Tuesday, 20 May 2014

Review: Bad Neighbours

Year: 2014
Director: Nicholas Stroller
Screenplay: Andrew J. Cohen, Brendan O'Brien
Starring: Seth Rogen, Zac Efron, Rose Byrne, Christopher Mintz-Plasse, Dave Franco

Synopsis is here:

If you squint a bit, you could possibly imagine Bad Neighbors (Neighbors in the U.S) as a sequel to 2008's Knocked Up. The appearance of Seth Rogen; here as stoned, nearly adult trying to cope with becoming a father and getting a little older, feels like an accurate continuation point for the comedian. Despite not being written by Rogen, Bad Neighbors harbors the same loosey goosey style that we've come to expect when have when Rogen appears on screen. Yet Bad Neighbours would appeal to me more if it simply had more focus. After This is the End (2013), I'm really starting to miss actual jokes.

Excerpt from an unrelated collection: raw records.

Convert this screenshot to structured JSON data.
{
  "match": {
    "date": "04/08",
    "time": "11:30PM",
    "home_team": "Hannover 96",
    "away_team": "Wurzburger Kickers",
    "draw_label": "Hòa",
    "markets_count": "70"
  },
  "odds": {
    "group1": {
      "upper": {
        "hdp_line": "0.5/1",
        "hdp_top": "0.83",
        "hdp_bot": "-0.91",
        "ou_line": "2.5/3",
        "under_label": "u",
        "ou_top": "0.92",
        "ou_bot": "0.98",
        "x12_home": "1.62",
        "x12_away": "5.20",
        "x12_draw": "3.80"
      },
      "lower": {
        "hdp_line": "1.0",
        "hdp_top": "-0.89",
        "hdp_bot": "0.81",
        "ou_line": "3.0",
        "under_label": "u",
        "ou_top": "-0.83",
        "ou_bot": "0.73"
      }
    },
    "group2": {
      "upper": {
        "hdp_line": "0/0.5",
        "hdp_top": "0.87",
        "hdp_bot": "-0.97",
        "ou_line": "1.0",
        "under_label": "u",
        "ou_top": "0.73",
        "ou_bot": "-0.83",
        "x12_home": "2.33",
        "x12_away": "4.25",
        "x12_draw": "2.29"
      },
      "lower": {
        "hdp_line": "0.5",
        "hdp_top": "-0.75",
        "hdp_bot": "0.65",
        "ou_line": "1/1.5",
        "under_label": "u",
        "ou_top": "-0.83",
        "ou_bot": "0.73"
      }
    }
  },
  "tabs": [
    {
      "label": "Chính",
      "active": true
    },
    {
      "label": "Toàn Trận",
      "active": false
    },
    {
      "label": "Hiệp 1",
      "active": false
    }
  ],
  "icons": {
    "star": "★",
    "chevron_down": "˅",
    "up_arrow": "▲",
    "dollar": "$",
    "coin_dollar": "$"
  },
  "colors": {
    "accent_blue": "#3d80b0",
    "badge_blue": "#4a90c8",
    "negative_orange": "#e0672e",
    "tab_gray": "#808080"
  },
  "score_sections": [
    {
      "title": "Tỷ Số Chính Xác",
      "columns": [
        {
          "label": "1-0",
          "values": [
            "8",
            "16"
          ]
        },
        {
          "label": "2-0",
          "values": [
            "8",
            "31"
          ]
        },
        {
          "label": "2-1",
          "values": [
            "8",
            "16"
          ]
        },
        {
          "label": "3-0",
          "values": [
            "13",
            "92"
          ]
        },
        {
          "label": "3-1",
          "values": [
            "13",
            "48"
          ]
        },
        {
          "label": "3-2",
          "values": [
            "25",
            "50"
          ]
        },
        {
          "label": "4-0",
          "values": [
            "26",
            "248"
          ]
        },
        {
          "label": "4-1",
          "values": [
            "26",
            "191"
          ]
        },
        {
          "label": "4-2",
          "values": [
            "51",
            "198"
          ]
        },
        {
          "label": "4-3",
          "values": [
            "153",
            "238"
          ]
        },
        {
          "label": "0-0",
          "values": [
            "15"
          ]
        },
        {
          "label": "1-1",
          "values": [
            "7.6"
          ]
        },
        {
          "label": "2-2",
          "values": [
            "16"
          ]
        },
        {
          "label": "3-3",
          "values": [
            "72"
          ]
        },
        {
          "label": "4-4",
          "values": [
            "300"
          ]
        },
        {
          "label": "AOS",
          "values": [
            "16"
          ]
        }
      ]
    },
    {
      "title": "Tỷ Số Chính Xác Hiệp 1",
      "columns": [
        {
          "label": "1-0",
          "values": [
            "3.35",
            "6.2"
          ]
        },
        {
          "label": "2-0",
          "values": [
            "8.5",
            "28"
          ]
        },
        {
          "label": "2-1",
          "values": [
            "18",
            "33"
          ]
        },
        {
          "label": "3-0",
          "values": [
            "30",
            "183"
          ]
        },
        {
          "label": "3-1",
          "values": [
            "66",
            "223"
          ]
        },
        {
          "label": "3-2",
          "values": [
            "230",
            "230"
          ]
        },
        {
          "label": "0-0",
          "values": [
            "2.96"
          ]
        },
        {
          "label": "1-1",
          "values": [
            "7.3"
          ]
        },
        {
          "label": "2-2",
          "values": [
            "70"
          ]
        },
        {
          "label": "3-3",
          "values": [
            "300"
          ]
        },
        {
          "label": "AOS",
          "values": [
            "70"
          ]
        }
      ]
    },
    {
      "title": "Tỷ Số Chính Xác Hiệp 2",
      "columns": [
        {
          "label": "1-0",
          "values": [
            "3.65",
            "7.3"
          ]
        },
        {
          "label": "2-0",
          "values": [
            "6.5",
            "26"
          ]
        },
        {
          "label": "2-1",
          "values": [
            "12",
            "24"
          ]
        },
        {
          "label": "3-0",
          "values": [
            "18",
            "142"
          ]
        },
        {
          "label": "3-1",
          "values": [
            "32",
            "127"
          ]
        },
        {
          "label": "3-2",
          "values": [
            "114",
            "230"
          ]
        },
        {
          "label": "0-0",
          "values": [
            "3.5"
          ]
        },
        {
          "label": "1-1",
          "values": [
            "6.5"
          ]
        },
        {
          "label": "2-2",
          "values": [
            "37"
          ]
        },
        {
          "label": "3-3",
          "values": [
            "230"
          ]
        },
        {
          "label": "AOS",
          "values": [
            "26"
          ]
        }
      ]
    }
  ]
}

Bed Neighbors may have a screenplay credited to two people, yet the film still gravitates towards shiftless improvisation which slowly becomes more tiresome as the film wears on. Stroller is more than willing to let scenes drift into unamusing and jarring dreariness as you realise the actors are trying too hard with their ad-libbing. The stoner references and the college party hijinks still have a certain allure to me, I guess (the film handles itself better than, say Project X), yet watching Zac Efron and Dave Franco push a "bros before hoes" sequence until it fizzles to an unfunny puddle is generally not needed. A shame as Franco has great comic presence, while Eforn shines brightest in the film as a whole.

The film is sporadically amusing, with some of the (actual) jokes and quips actually striking quite hard on my funny bone. The airbag sequence from the films marketing spots still made me laugh out loud in the cinema, while the Robert De Niro party appeals to the film nerd in me. As does the use of Batman actors to show the gap in two side's ages. There's a small amount of quirky moments that kept me from doing what I witnessed a couple do halfway through – walk out.

That said, I found myself more interested in which role we could see Zac Efron play next. He has a right amount of charm and presence to play an effective sociopath. The fact that I was more interested in Efron's future than the cheap gags he was performing on screen, says to me that the film just wasn't doing its job to it's full potential.